For many years, the advice has been to aim to consume one to two portions of oily fish a week. ‘Many nutrients have specific recommended daily allowances, but there are none for omega-3 fatty acids,’ says McGregor. ‘In fact, there are a number of mixed messages. The Canadian Association of Nutrition and Dietetics recommends 0.5g of EPA and DHA combined daily, while the European Food Safety Authority says 0.25g. In contrast, the American Heart Association recommends that those with coronary heart disease should include 1g of EPA and DHA per day, while those with elevated triglycerides should aim for
2g to 4g.’
When it comes to runners, it’s worth considering training load, inflammatory response to exercise and energy metabolism, she says. ‘This would suggest that requirements will be higher. If we extrapolate data from other nutrient studies, it has often been shown that in order to benefit from ergogenic properties, doses need to be higher than usual.’
Why are they good for runners?
Omega-3 fatty acids are particularly beneficial for runners because of their anti-inflammatory benefits, says Pearson, helping to reduce delayed onset muscle soreness (DOMS) and increasing blood flow to the muscles during our runs.
‘Omega-3 fatty acids have also been shown to encourage bronchodilation [the widening of bronchi in the lungs],’ adds McGregor. ‘Thus supporting lung function, essential for most runners; as well as strong links with improved muscular recovery and cognitive function.’
Reasons why we don’t get enough Omega 3
Many of us don’t consume enough omega-3s. Why? ‘One theory is our very distant ancestors consumed far more omega-3s than we do today because of the cooler conditions; animals needed to protect themselves more from the climate, so fish retained higher levels of fat, providing greater amounts when our ancestors ate them,’ explains Pearson.
‘Today, the earth is warmer and fish don’t tend to hold on to their body fat in such quantities. What’s more, much of the fish in our supermarkets today is not wild but farmed. The quality and quantity of fats are affected by what the fish has eaten. As a result, whether a farmed fish has been fed good, nutritious food or cheaper alternatives will affect the quality.’
Of course, non-fish sources of omega-3 do exist, but they don’t provide the active forms of EPA and DHA. ‘This means that our bodies are left with the job of converting omega-3 to its active form, and how effectively this is carried out varies from one person to the next,’ she says.

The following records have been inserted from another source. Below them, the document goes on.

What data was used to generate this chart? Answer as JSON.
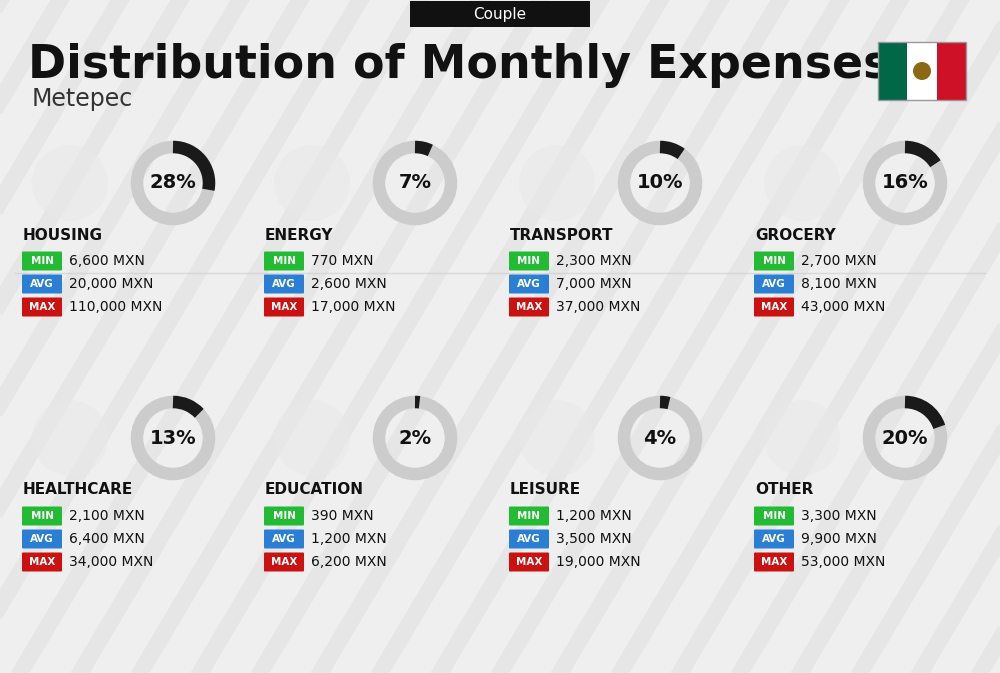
{
  "title": "Distribution of Monthly Expenses",
  "subtitle": "Couple",
  "location": "Metepec",
  "bg_color": "#efefef",
  "categories": [
    {
      "name": "HOUSING",
      "pct": 28,
      "min_val": "6,600 MXN",
      "avg_val": "20,000 MXN",
      "max_val": "110,000 MXN",
      "row": 0,
      "col": 0
    },
    {
      "name": "ENERGY",
      "pct": 7,
      "min_val": "770 MXN",
      "avg_val": "2,600 MXN",
      "max_val": "17,000 MXN",
      "row": 0,
      "col": 1
    },
    {
      "name": "TRANSPORT",
      "pct": 10,
      "min_val": "2,300 MXN",
      "avg_val": "7,000 MXN",
      "max_val": "37,000 MXN",
      "row": 0,
      "col": 2
    },
    {
      "name": "GROCERY",
      "pct": 16,
      "min_val": "2,700 MXN",
      "avg_val": "8,100 MXN",
      "max_val": "43,000 MXN",
      "row": 0,
      "col": 3
    },
    {
      "name": "HEALTHCARE",
      "pct": 13,
      "min_val": "2,100 MXN",
      "avg_val": "6,400 MXN",
      "max_val": "34,000 MXN",
      "row": 1,
      "col": 0
    },
    {
      "name": "EDUCATION",
      "pct": 2,
      "min_val": "390 MXN",
      "avg_val": "1,200 MXN",
      "max_val": "6,200 MXN",
      "row": 1,
      "col": 1
    },
    {
      "name": "LEISURE",
      "pct": 4,
      "min_val": "1,200 MXN",
      "avg_val": "3,500 MXN",
      "max_val": "19,000 MXN",
      "row": 1,
      "col": 2
    },
    {
      "name": "OTHER",
      "pct": 20,
      "min_val": "3,300 MXN",
      "avg_val": "9,900 MXN",
      "max_val": "53,000 MXN",
      "row": 1,
      "col": 3
    }
  ],
  "min_color": "#22bb33",
  "avg_color": "#2a7fd4",
  "max_color": "#cc1111",
  "donut_active": "#1a1a1a",
  "donut_inactive": "#cccccc",
  "stripe_color": "#e0e0e0"
}
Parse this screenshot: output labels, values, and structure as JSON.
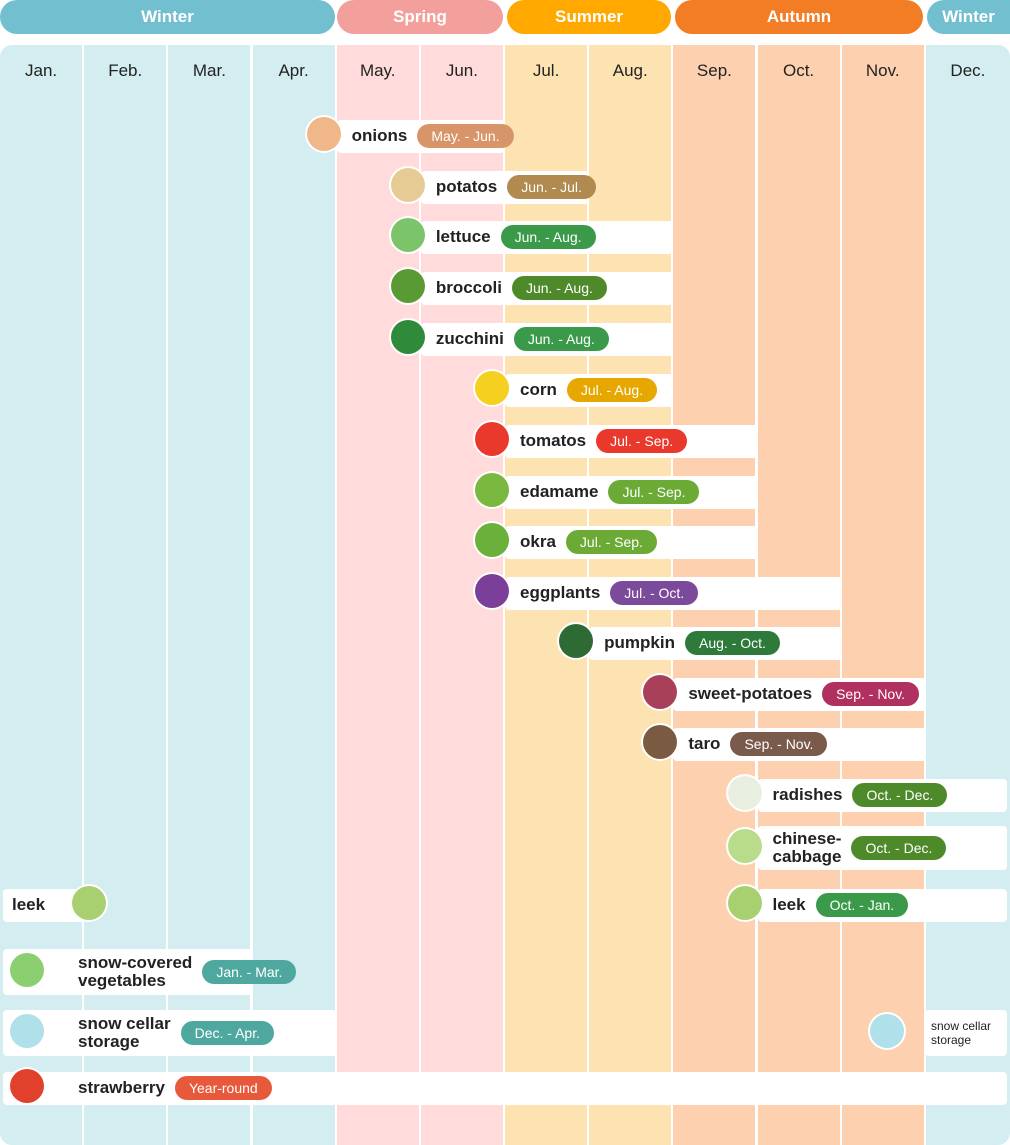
{
  "seasons": [
    {
      "label": "Winter",
      "color": "#72bfcf"
    },
    {
      "label": "Spring",
      "color": "#f3a09c"
    },
    {
      "label": "Summer",
      "color": "#ffa800"
    },
    {
      "label": "Autumn",
      "color": "#f37d25"
    },
    {
      "label": "Winter",
      "color": "#72bfcf"
    }
  ],
  "months": [
    {
      "label": "Jan.",
      "color": "#d3edf1"
    },
    {
      "label": "Feb.",
      "color": "#d3edf1"
    },
    {
      "label": "Mar.",
      "color": "#d3edf1"
    },
    {
      "label": "Apr.",
      "color": "#d3edf1"
    },
    {
      "label": "May.",
      "color": "#ffdcdb"
    },
    {
      "label": "Jun.",
      "color": "#ffdcdb"
    },
    {
      "label": "Jul.",
      "color": "#fde3b1"
    },
    {
      "label": "Aug.",
      "color": "#fde3b1"
    },
    {
      "label": "Sep.",
      "color": "#fdd1b0"
    },
    {
      "label": "Oct.",
      "color": "#fdd1b0"
    },
    {
      "label": "Nov.",
      "color": "#fdd1b0"
    },
    {
      "label": "Dec.",
      "color": "#d3edf1"
    }
  ],
  "items": [
    {
      "name": "onions",
      "period": "May. - Jun.",
      "start": 5,
      "end": 6,
      "badge_color": "#d9956a",
      "icon": "onion-icon",
      "icon_color": "#f0b88a"
    },
    {
      "name": "potatos",
      "period": "Jun. - Jul.",
      "start": 6,
      "end": 7,
      "badge_color": "#b08a4e",
      "icon": "potato-icon",
      "icon_color": "#e6cc94"
    },
    {
      "name": "lettuce",
      "period": "Jun. - Aug.",
      "start": 6,
      "end": 8,
      "badge_color": "#3a9a4a",
      "icon": "lettuce-icon",
      "icon_color": "#7cc46a"
    },
    {
      "name": "broccoli",
      "period": "Jun. - Aug.",
      "start": 6,
      "end": 8,
      "badge_color": "#4e8a2a",
      "icon": "broccoli-icon",
      "icon_color": "#5a9a34"
    },
    {
      "name": "zucchini",
      "period": "Jun. - Aug.",
      "start": 6,
      "end": 8,
      "badge_color": "#3a9a4a",
      "icon": "zucchini-icon",
      "icon_color": "#2f8a3a"
    },
    {
      "name": "corn",
      "period": "Jul. - Aug.",
      "start": 7,
      "end": 8,
      "badge_color": "#e6a800",
      "icon": "corn-icon",
      "icon_color": "#f5d020"
    },
    {
      "name": "tomatos",
      "period": "Jul. - Sep.",
      "start": 7,
      "end": 9,
      "badge_color": "#e8392c",
      "icon": "tomato-icon",
      "icon_color": "#e8392c"
    },
    {
      "name": "edamame",
      "period": "Jul. - Sep.",
      "start": 7,
      "end": 9,
      "badge_color": "#6aaa35",
      "icon": "edamame-icon",
      "icon_color": "#7ab83f"
    },
    {
      "name": "okra",
      "period": "Jul. - Sep.",
      "start": 7,
      "end": 9,
      "badge_color": "#6aaa35",
      "icon": "okra-icon",
      "icon_color": "#6ab03a"
    },
    {
      "name": "eggplants",
      "period": "Jul. - Oct.",
      "start": 7,
      "end": 10,
      "badge_color": "#7b4a9a",
      "icon": "eggplant-icon",
      "icon_color": "#7b3f9a"
    },
    {
      "name": "pumpkin",
      "period": "Aug. - Oct.",
      "start": 8,
      "end": 10,
      "badge_color": "#2e7a3a",
      "icon": "pumpkin-icon",
      "icon_color": "#2e6a34"
    },
    {
      "name": "sweet-potatoes",
      "period": "Sep. - Nov.",
      "start": 9,
      "end": 11,
      "badge_color": "#b03060",
      "icon": "sweet-potato-icon",
      "icon_color": "#a8405a"
    },
    {
      "name": "taro",
      "period": "Sep. - Nov.",
      "start": 9,
      "end": 11,
      "badge_color": "#7a5a4a",
      "icon": "taro-icon",
      "icon_color": "#7a5a40"
    },
    {
      "name": "radishes",
      "period": "Oct. - Dec.",
      "start": 10,
      "end": 12,
      "badge_color": "#4e8a2a",
      "icon": "radish-icon",
      "icon_color": "#e8efe0"
    },
    {
      "name": "chinese-\ncabbage",
      "period": "Oct. - Dec.",
      "start": 10,
      "end": 12,
      "badge_color": "#4e8a2a",
      "icon": "chinese-cabbage-icon",
      "icon_color": "#b8dc8a"
    },
    {
      "name": "leek",
      "period": "Oct. - Jan.",
      "start": 10,
      "end": 12,
      "badge_color": "#3a9a4a",
      "icon": "leek-icon",
      "icon_color": "#a8d070"
    },
    {
      "name": "snow-covered\nvegetables",
      "period": "Jan. - Mar.",
      "start": 1,
      "end": 3,
      "badge_color": "#4fa8a0",
      "icon": "snow-cabbage-icon",
      "icon_color": "#8ccf70"
    },
    {
      "name": "snow cellar\nstorage",
      "period": "Dec. - Apr.",
      "start": 1,
      "end": 4,
      "badge_color": "#4fa8a0",
      "icon": "snow-radish-icon",
      "icon_color": "#b0e0ea"
    },
    {
      "name": "strawberry",
      "period": "Year-round",
      "start": 1,
      "end": 12,
      "badge_color": "#e8583a",
      "icon": "strawberry-icon",
      "icon_color": "#e0402c"
    }
  ],
  "extras": {
    "leek_left": "leek",
    "snow_cellar_right": "snow cellar\nstorage"
  }
}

How to optimise your levels
As with most nutrients, a food-first approach is always the best policy, says McGregor, who suggests including oily fish into your diet at least twice a week – such as fresh salmon, sardines and bluefin tuna.
‘Tinned versions of these oily fish still have benefits with slightly lower doses, with the exception of tinned tuna, which loses a lot of its EPA and DHA when it’s processed,’ says McGregor.
Is it worth supplementing with omega-3?
The short answer is yes. ‘For those runners who do not consume oily fish, a supplement can be useful, with plant-based runners choosing an algae-based option,’ says McGregor.
‘Despite regularly eating omega-3, I take a fish oil supplement to ensure I get enough,’ adds Pearson. ‘I recommend avoiding cod liver oil in any form. After all, the liver is the organ of filtration and detoxification, while fish oils are made from the flesh of fish.’
The recommended dosage with regards to supplementation will vary based on activity level and type of sport, but for most runners, aiming for 0.5g to 2g of EPA and DHA combined each day seems to be appropriate.
‘Choose a high-quality omega-3 supplement. Look for a five-star rating from International Fish Oil Standards (IFOS). This is one of the best ways to know that your fish oil contains a high level of fats and a low level of contaminants,’ says Pearson.
Kim Pearson is a nutritionist with over 10 years’ experience and Renee McGregor is a leading sports dietitian with over 20 years’ experience.